Dabei hätte Bayern mehr Frauen verdient. Immerhin steht es unter höchstem weiblichem Schutz und die Patrona Bavariae schaut der ganzen Männerwirtschaft wirklich schon sehr lange zu. Die Bavaria auf Erden ist auch eine Frau und hat es in der Person von Luise Kinseher sogar auf den Nockherberg geschafft, wo in der Regel kein Frauenüberschuss herrscht.

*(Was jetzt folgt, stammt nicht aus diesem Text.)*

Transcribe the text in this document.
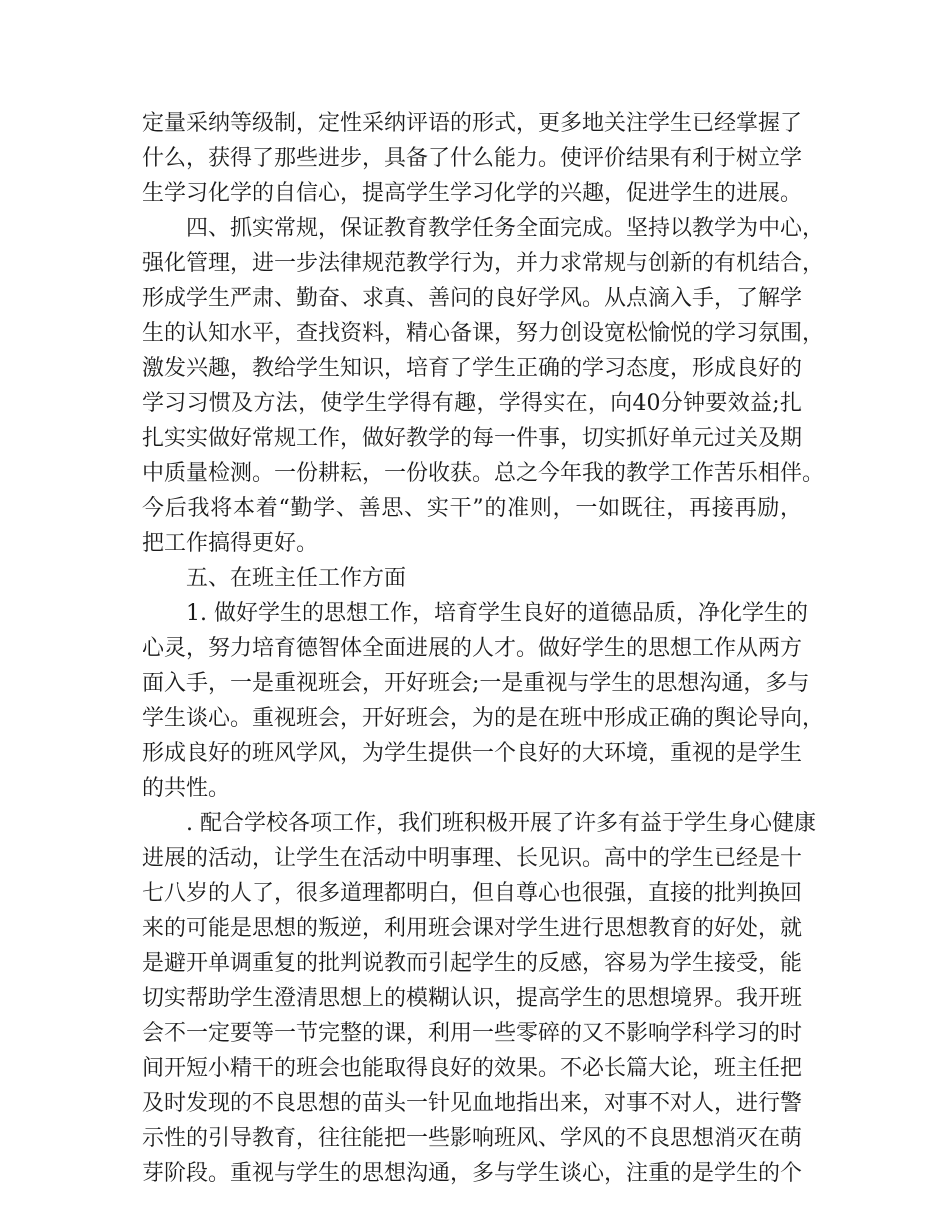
定量采纳等级制，定性采纳评语的形式，更多地关注学生已经掌握了
什么，获得了那些进步，具备了什么能力。使评价结果有利于树立学
生学习化学的自信心，提高学生学习化学的兴趣，促进学生的进展。
四、抓实常规，保证教育教学任务全面完成。坚持以教学为中心，
强化管理，进一步法律规范教学行为，并力求常规与创新的有机结合，
形成学生严肃、勤奋、求真、善问的良好学风。从点滴入手，了解学
生的认知水平，查找资料，精心备课，努力创设宽松愉悦的学习氛围，
激发兴趣，教给学生知识，培育了学生正确的学习态度，形成良好的
学习习惯及方法，使学生学得有趣，学得实在，向40分钟要效益;扎
扎实实做好常规工作，做好教学的每一件事，切实抓好单元过关及期
中质量检测。一份耕耘，一份收获。总之今年我的教学工作苦乐相伴。
今后我将本着“勤学、善思、实干”的准则，一如既往，再接再励，
把工作搞得更好。
五、在班主任工作方面
1. 做好学生的思想工作，培育学生良好的道德品质，净化学生的
心灵，努力培育德智体全面进展的人才。做好学生的思想工作从两方
面入手，一是重视班会，开好班会;一是重视与学生的思想沟通，多与
学生谈心。重视班会，开好班会，为的是在班中形成正确的舆论导向，
形成良好的班风学风，为学生提供一个良好的大环境，重视的是学生
的共性。
. 配合学校各项工作，我们班积极开展了许多有益于学生身心健康
进展的活动，让学生在活动中明事理、长见识。高中的学生已经是十
七八岁的人了，很多道理都明白，但自尊心也很强，直接的批判换回
来的可能是思想的叛逆，利用班会课对学生进行思想教育的好处，就
是避开单调重复的批判说教而引起学生的反感，容易为学生接受，能
切实帮助学生澄清思想上的模糊认识，提高学生的思想境界。我开班
会不一定要等一节完整的课，利用一些零碎的又不影响学科学习的时
间开短小精干的班会也能取得良好的效果。不必长篇大论，班主任把
及时发现的不良思想的苗头一针见血地指出来，对事不对人，进行警
示性的引导教育，往往能把一些影响班风、学风的不良思想消灭在萌
芽阶段。重视与学生的思想沟通，多与学生谈心，注重的是学生的个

Nicht zu vergessen all jene Frauen, deren Wirken gar nicht hoch genug geschätzt werden kann, selbst wenn die Männer an ihrer Seite als Erste genannt werden. Aber was wäre Karl Valentin ohne Liesl Karlstadt gewesen. Und wie es dem Monaco Franze ohne sein Spatzl ergangen ist, das hat man ja am Ende sehen können. Sie bahnt sich schon an, die Zeitenwende.